I told Lucy about one night in particular that I thought I got an insight into Joan. Whenever I went to her apartment, she always greeted me as if she were about to have her portrait painted. One Saturday night, I called her and asked if she felt like company. She told me to come over. When I got off the elevator (which opened into her apartment), I saw a lady standing in front of me dressed in an old bathrobe, turban, and no make-up. I asked if Miss Crawford was home, and Joan looked at me and said, "I don't look that bad, do I?"
We went into the kitchen, where she was cooking bouillabaisse for a dinner party the next night. She apologized for her appearance, but added she felt comfortable enough with me that she didn't have to perform. She shook her head sadly and said, "It's a production to go for a stick of gum."
She looked at me directly, and took a drag of her cigarette. Although she was not drunk, I could tell she had been drinking. There was no pretense about her at that moment. She said, "Whenever I go out that door, I have to be Joan Crawford. I can't go out without every hair in place or without my make-up and a good dress."
"Why not?" I wanted to know.
She banged her hand on the counter. "Because people expect Joan Crawford, and that's what I have to give them!"
As the evening progressed with Crawford, she drank heavily. I told her how much I wanted to be an actor, and I asked her advice about what I should do. Like Sadie Thompson in the last scene of "Rain", where she feels sorry for everyone in the whole damn world, complete with a shaft of light across her face, she said, "Who knows what you should do? Who knows what anyone should do? I didn't want to be an actress. I wanted to be a star. And I always knew I'd be a star as long as my back held out." I didn't understand at that moment what she meant, but a few years later it dawned on me that she wasn't talking about hard work.

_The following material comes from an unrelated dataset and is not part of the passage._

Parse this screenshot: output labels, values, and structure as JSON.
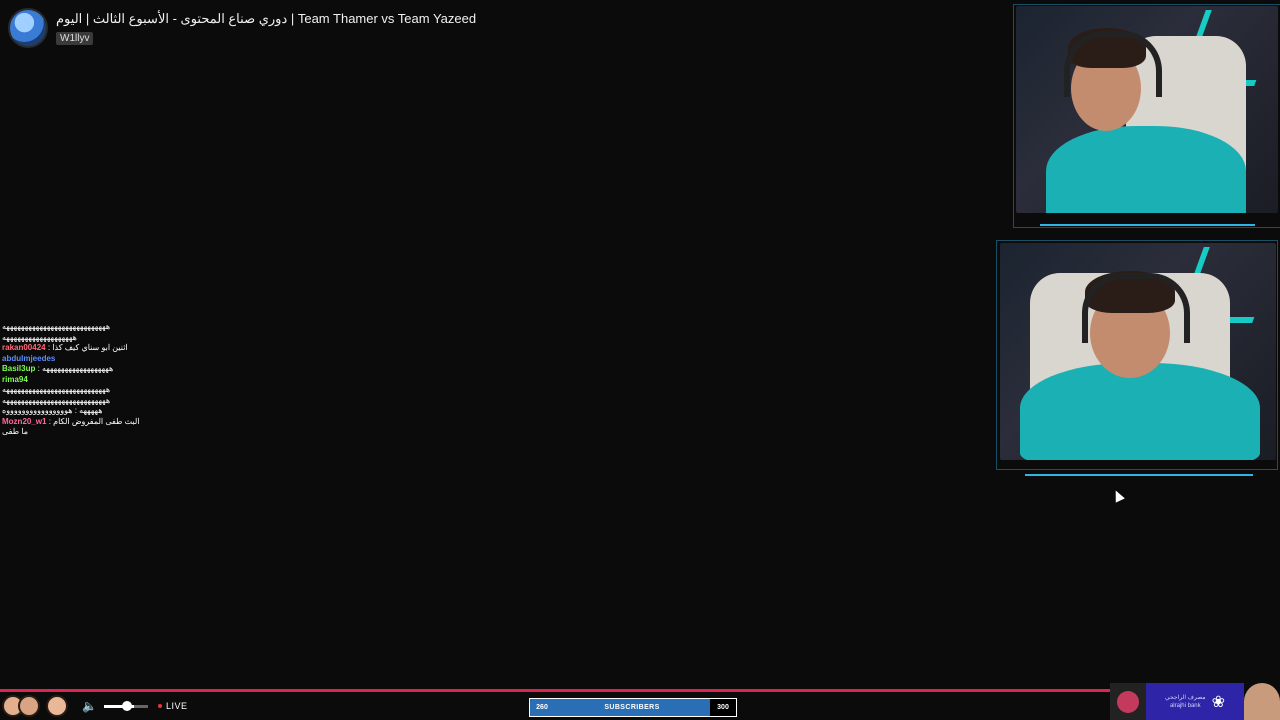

Lucy interrupted me and asked if I had ever heard about the famous House of Stars in the Hollywood Hills? I hadn't. She told me in the thirties and forties, there was a house of ill-repute where the prostitutes were made to look like the most famous movie stars of the day. A customer would come in and ask for Mae West or Myrna Loy or Joan Crawford, and for a very large amount of money, was bedded with the star's lookalike. Lucy looked around the room checking for intruders before she added, "I always heard that the Joan Crawford girl looked so much like Crawford that everyone thought it was Crawford."
I leaned in to keep things confidential. "Do you think it was?"
"No," roared Lucy. "She'd have to be in make-up at six A.M. You can't screw around when you're under contract." I asked Lucy how the experience of working with Crawford had been. She told me she fired her after the first rehearsal. "She was drunk. She showed up at ten o'clock in the morning for the first read-through, and she was bombed. She was drinking straight vodka from this silver flask, and she was drinking it in front of the kids. She was saying all the words, but it was like she was a robot. About lunchtime, Joan passed out cold, and that did it. As soon as she woke up, I fired her."
Herb Kenwith, the show's director and an old friend of Crawford's, begged Lucy to give her another chance. Crawford, after her revival, said the heat had gotten to her. Lucy gave her another chance, and Crawford did finish the show. Lucy admitted it was one of the worst.